November 2009


November Devotional 

Just when I get used to a gorgeous day in the 70s and think I won’t ever need a jacket again, the temperature drops and I’m hunting for my ear muffs and mitts! But truly, I do appreciate the changing times of the calendar and have slowly learned to be grateful in all seasons – both in terms of weather and in the seasons of life.

 

The latter can be much more difficult that the former, however.  If you’ve ever struggled through a winter of depression, simmered through a summer of scorching disappointment, lost the spring in your step due to a season of loneliness, or have fallen deeply into unrelenting pain, you know how arduous it can be to remain thankful.  Even believers struggle to trust God through the dark times.  It’s normal – so please know that God is not shocked when your faith is rocked.  He knows we are frail humans who are “but dust” and expects our emotions to reflect the reality of life.

 

Yet God’s word also teaches us that in all things we can and should be thankful.  Philippians 4:6 says, “Don't worry about anything, but in all your prayers ask God for what you need, always asking him with a thankful heart.”  And 1 Thessalonians 5:18 reminds us to, “be thankful in all circumstances.
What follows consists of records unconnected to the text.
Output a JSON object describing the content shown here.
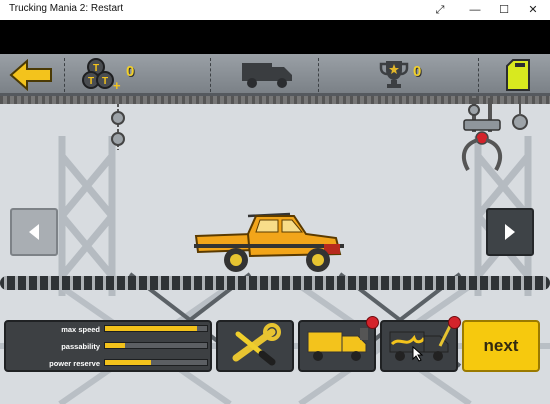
{
  "window": {
    "title": "Trucking Mania 2: Restart",
    "controls": [
      "⤢",
      "—",
      "☐",
      "✕"
    ]
  },
  "hud": {
    "coins_count": "0",
    "trophy_count": "0"
  },
  "stats": {
    "items": [
      {
        "label": "max speed",
        "value": 0.9
      },
      {
        "label": "passability",
        "value": 0.2
      },
      {
        "label": "power reserve",
        "value": 0.45
      }
    ]
  },
  "buttons": {
    "next_label": "next"
  },
  "colors": {
    "accent_yellow": "#f6c90e",
    "hud_grey": "#8a9096",
    "badge_red": "#d4232b",
    "truck_orange": "#f2a51a"
  },
  "icons": [
    "back-arrow-icon",
    "coins-icon",
    "truck-silhouette-icon",
    "trophy-icon",
    "fuel-can-icon",
    "wrench-screwdriver-icon",
    "truck-paint-icon",
    "flame-decal-icon",
    "left-arrow-icon",
    "right-arrow-icon"
  ]
}
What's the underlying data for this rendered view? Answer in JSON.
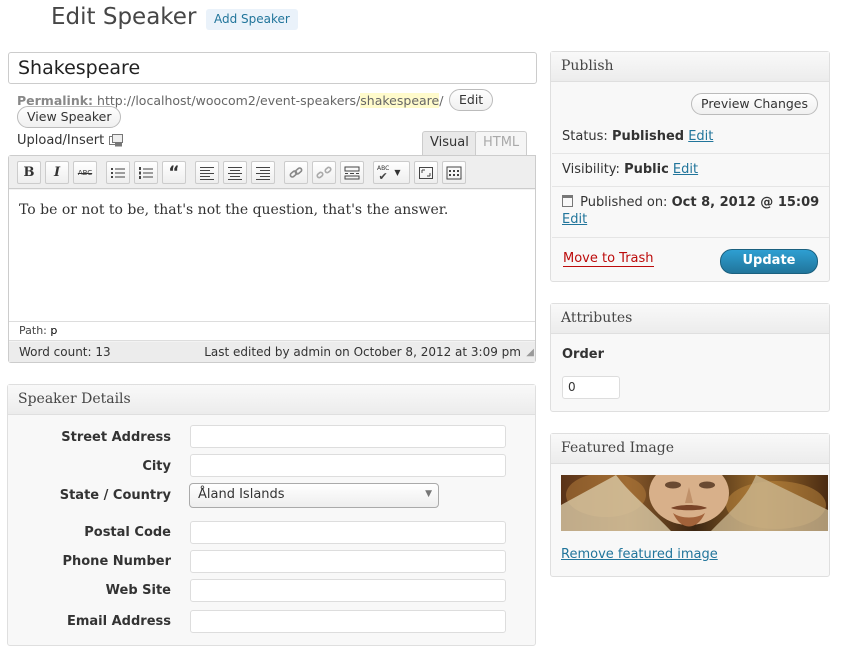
{
  "header": {
    "title": "Edit Speaker",
    "add_new_label": "Add Speaker"
  },
  "post": {
    "title_value": "Shakespeare",
    "permalink_label": "Permalink:",
    "permalink_base": "http://localhost/woocom2/event-speakers/",
    "permalink_slug": "shakespeare",
    "permalink_tail": "/",
    "edit_slug_label": "Edit",
    "view_label": "View Speaker"
  },
  "editor": {
    "upload_label": "Upload/Insert",
    "tabs": {
      "visual": "Visual",
      "html": "HTML"
    },
    "toolbar": [
      "bold",
      "italic",
      "strikethrough",
      "bullet-list",
      "numbered-list",
      "blockquote",
      "align-left",
      "align-center",
      "align-right",
      "insert-link",
      "unlink",
      "insert-more",
      "spellcheck",
      "fullscreen",
      "kitchen-sink"
    ],
    "toolbar_glyphs": {
      "bold": "B",
      "italic": "I",
      "strikethrough": "ABC",
      "spellcheck": "ABC"
    },
    "content": "To be or not to be, that's not the question, that's the answer.",
    "path_label": "Path:",
    "path_value": "p",
    "word_count": "Word count: 13",
    "last_edited": "Last edited by admin on October 8, 2012 at 3:09 pm"
  },
  "speaker_details": {
    "title": "Speaker Details",
    "fields": {
      "street": "Street Address",
      "city": "City",
      "state_country": "State / Country",
      "postal": "Postal Code",
      "phone": "Phone Number",
      "website": "Web Site",
      "email": "Email Address"
    },
    "country_selected": "Åland Islands"
  },
  "publish": {
    "title": "Publish",
    "preview_label": "Preview Changes",
    "status_label": "Status:",
    "status_value": "Published",
    "visibility_label": "Visibility:",
    "visibility_value": "Public",
    "published_on_label": "Published on:",
    "published_on_value": "Oct 8, 2012 @ 15:09",
    "edit_label": "Edit",
    "trash_label": "Move to Trash",
    "update_label": "Update"
  },
  "attributes": {
    "title": "Attributes",
    "order_label": "Order",
    "order_value": "0"
  },
  "featured_image": {
    "title": "Featured Image",
    "remove_label": "Remove featured image"
  },
  "colors": {
    "link": "#21759b",
    "trash": "#bc0b0b",
    "button": "#21759b",
    "slug_highlight": "#fffbcc"
  }
}
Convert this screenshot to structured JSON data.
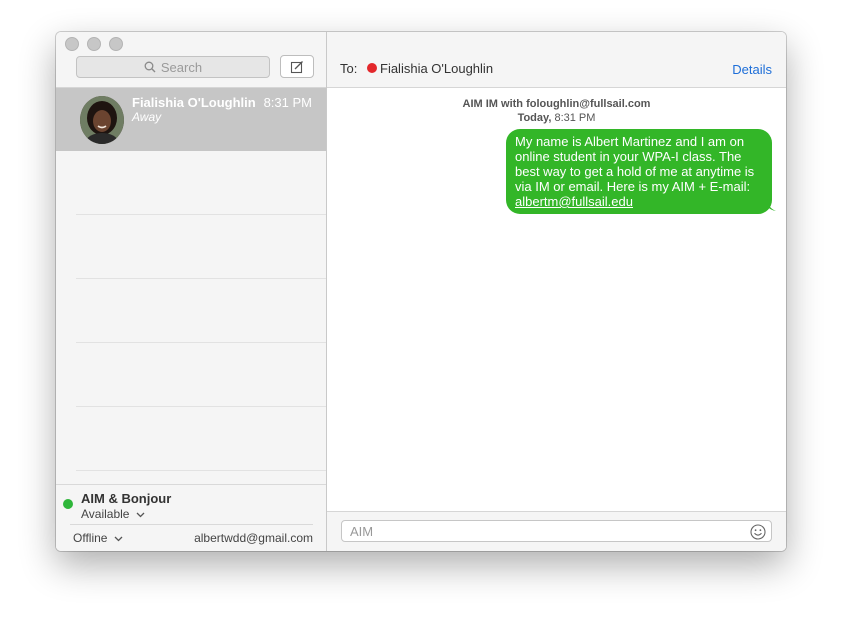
{
  "sidebar": {
    "search_placeholder": "Search",
    "conversation": {
      "name": "Fialishia O'Loughlin",
      "time": "8:31 PM",
      "status": "Away"
    },
    "account": {
      "name": "AIM & Bonjour",
      "status": "Available",
      "offline_label": "Offline",
      "email": "albertwdd@gmail.com",
      "status_color": "#2fb63a"
    }
  },
  "header": {
    "to_label": "To:",
    "recipient": "Fialishia O'Loughlin",
    "recipient_status_color": "#e3272b",
    "details_label": "Details"
  },
  "chat": {
    "info": "AIM IM with foloughlin@fullsail.com",
    "date_day": "Today,",
    "date_time": "8:31 PM",
    "message_text": "My name is Albert Martinez and I am on online student in your WPA-I class. The best way to get a hold of me at anytime is via IM or email. Here is my AIM + E-mail: ",
    "message_link": "albertm@fullsail.edu",
    "bubble_color": "#33b628"
  },
  "composer": {
    "placeholder": "AIM"
  }
}
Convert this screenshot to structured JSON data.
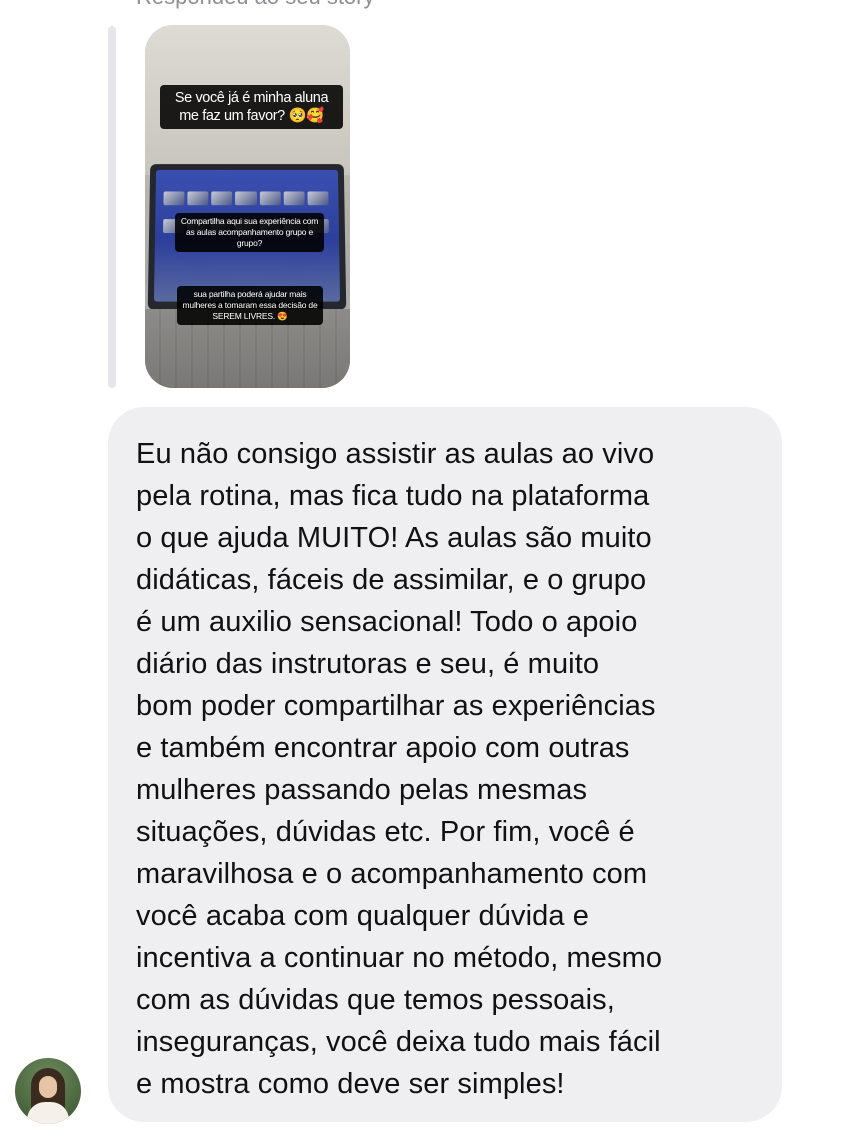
{
  "thread": {
    "reply_caption": "Respondeu ao seu story"
  },
  "story": {
    "headline": "Se você já é minha aluna me faz um favor? 🥺🥰",
    "middle_text": "Compartilha aqui sua experiência com as aulas acompanhamento grupo e grupo?",
    "bottom_text": "sua partilha poderá ajudar mais mulheres a tomaram essa decisão de SEREM LIVRES. 😍"
  },
  "message": {
    "text": "Eu não consigo assistir as aulas ao vivo\npela rotina, mas fica tudo na plataforma\no que ajuda MUITO! As aulas são muito\ndidáticas, fáceis de assimilar, e o grupo\né um auxilio sensacional! Todo o apoio\ndiário das instrutoras e seu, é muito\nbom poder compartilhar as experiências\ne também encontrar apoio com outras\nmulheres passando pelas mesmas\nsituações, dúvidas etc. Por fim, você é\nmaravilhosa e o acompanhamento com\nvocê acaba com qualquer dúvida e\nincentiva a continuar no método, mesmo\ncom as dúvidas que temos pessoais,\ninseguranças, você deixa tudo mais fácil\ne mostra como deve ser simples!"
  },
  "colors": {
    "bubble_background": "#efeff1",
    "reply_bar": "#e5e6ea",
    "caption_gray": "#8e8e93",
    "text": "#111111"
  }
}
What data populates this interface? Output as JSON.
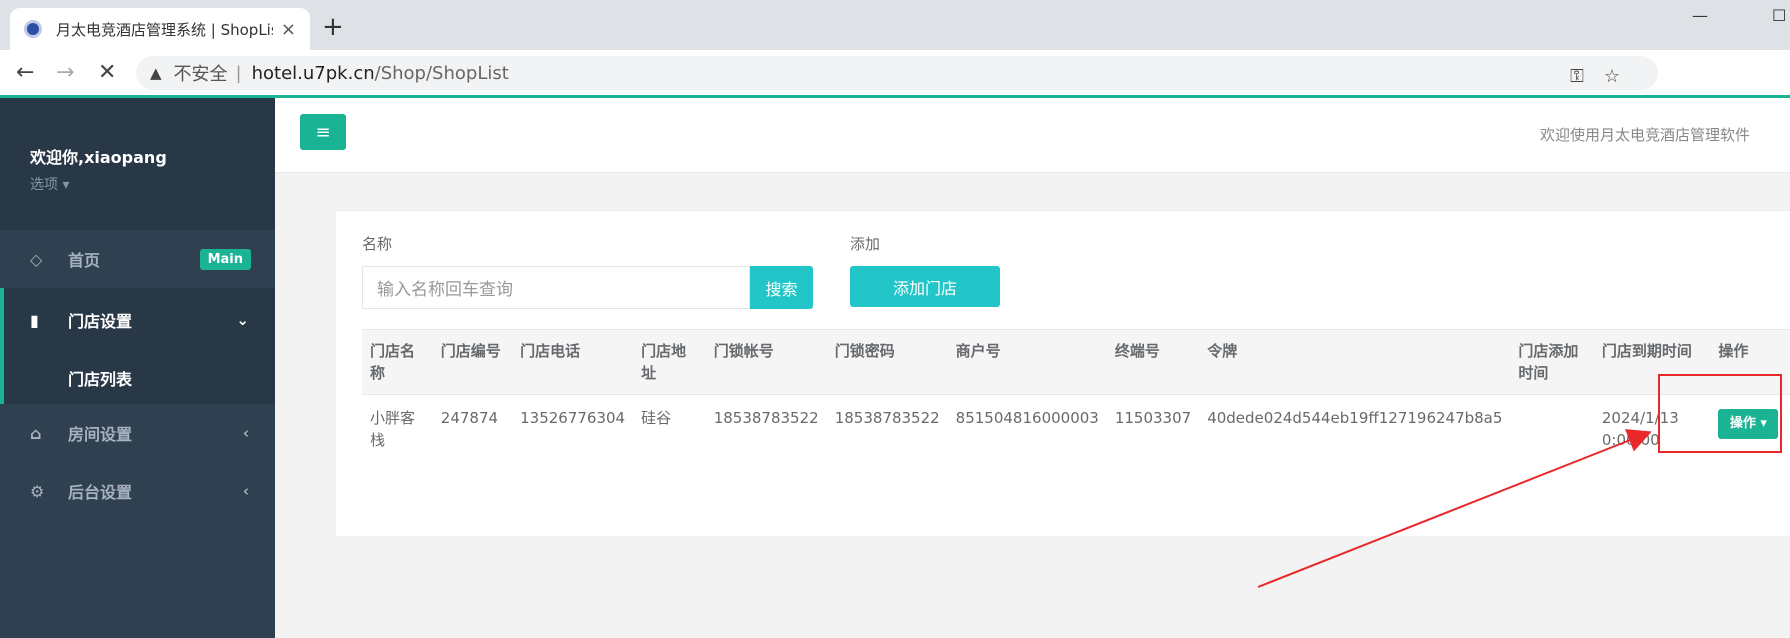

This is what God wants from you in your life in union with Christ Jesus.” 

 

Of course God is not telling us to be thankful for the difficulty we are experiencing.  It would be ludicrous to say “Thank you God that I have been diagnosed with cancer.”  God hates sin and the side effects it has caused in our world – hatred, greed, evil behavior, sickness, diseases, and death.  These are all part of the “curse” of sin which touches all of our lives, and this pain and suffering grieves God deeply.  But Jesus has conquered the power of sin and finality of death for us by substituting his life for ours, and then rising from the dead.  For that we can be very thankful indeed! 

 

Instead, God calls us to be thankful despite or even in the midst of our circumstances.  The guys that wrote the Psalms were really good at showing us this balance between real emotions and real faith.  When times were tough, they honestly vented their frustrations and anger to God, but they also proclaimed enduring faith and trust in him.  In the middle of their pain, they chose to be thankful – because they knew God was good, and He would bring good out of their situation.

 

Romans 8:28 promises us the same thing.  It says, “God causes all things to work together for good, for those who love Him and are called according to his purposes.”  When we are aligned with God, we can know without a doubt that he loves us, cares about our needs, tenderly listens to us, and has already planned an end to our pain and suffering.  Indeed, most people I know say they are even glad for the tough times they have endured, because those trials and difficulties have made them a better, wiser, and stronger person.  Perhaps you have experienced that too.

 

One thing that helps me stay focused is that simple adage: “Count your blessings.”  Even on days when I dread getting out of bed, I can still thank God that I am alive and loved; and be grateful for my dear husband, food on the table, and caring friends.  Being thankful allows me to assert God’s goodness and thwart Satan’s attempts at completely crushing me.  In my weakness, God is still stronger than it all.

 

This Thanksgiving, remember to take time to thank God – regardless of what season you are in.  In fact, why not keep a journal from now until the end of the year of daily “thanks.”  Feel free to pour out all your feelings – the good, the bad, and the ugly.  But then, count your blessings.  Write them down, and notice how many of them there are.  Through this simple exercise you will be able to see more clearly how God’s goodness sustains us through all seasons and how his love makes “everything work together for good.”  And that in itself is something to be thankful for.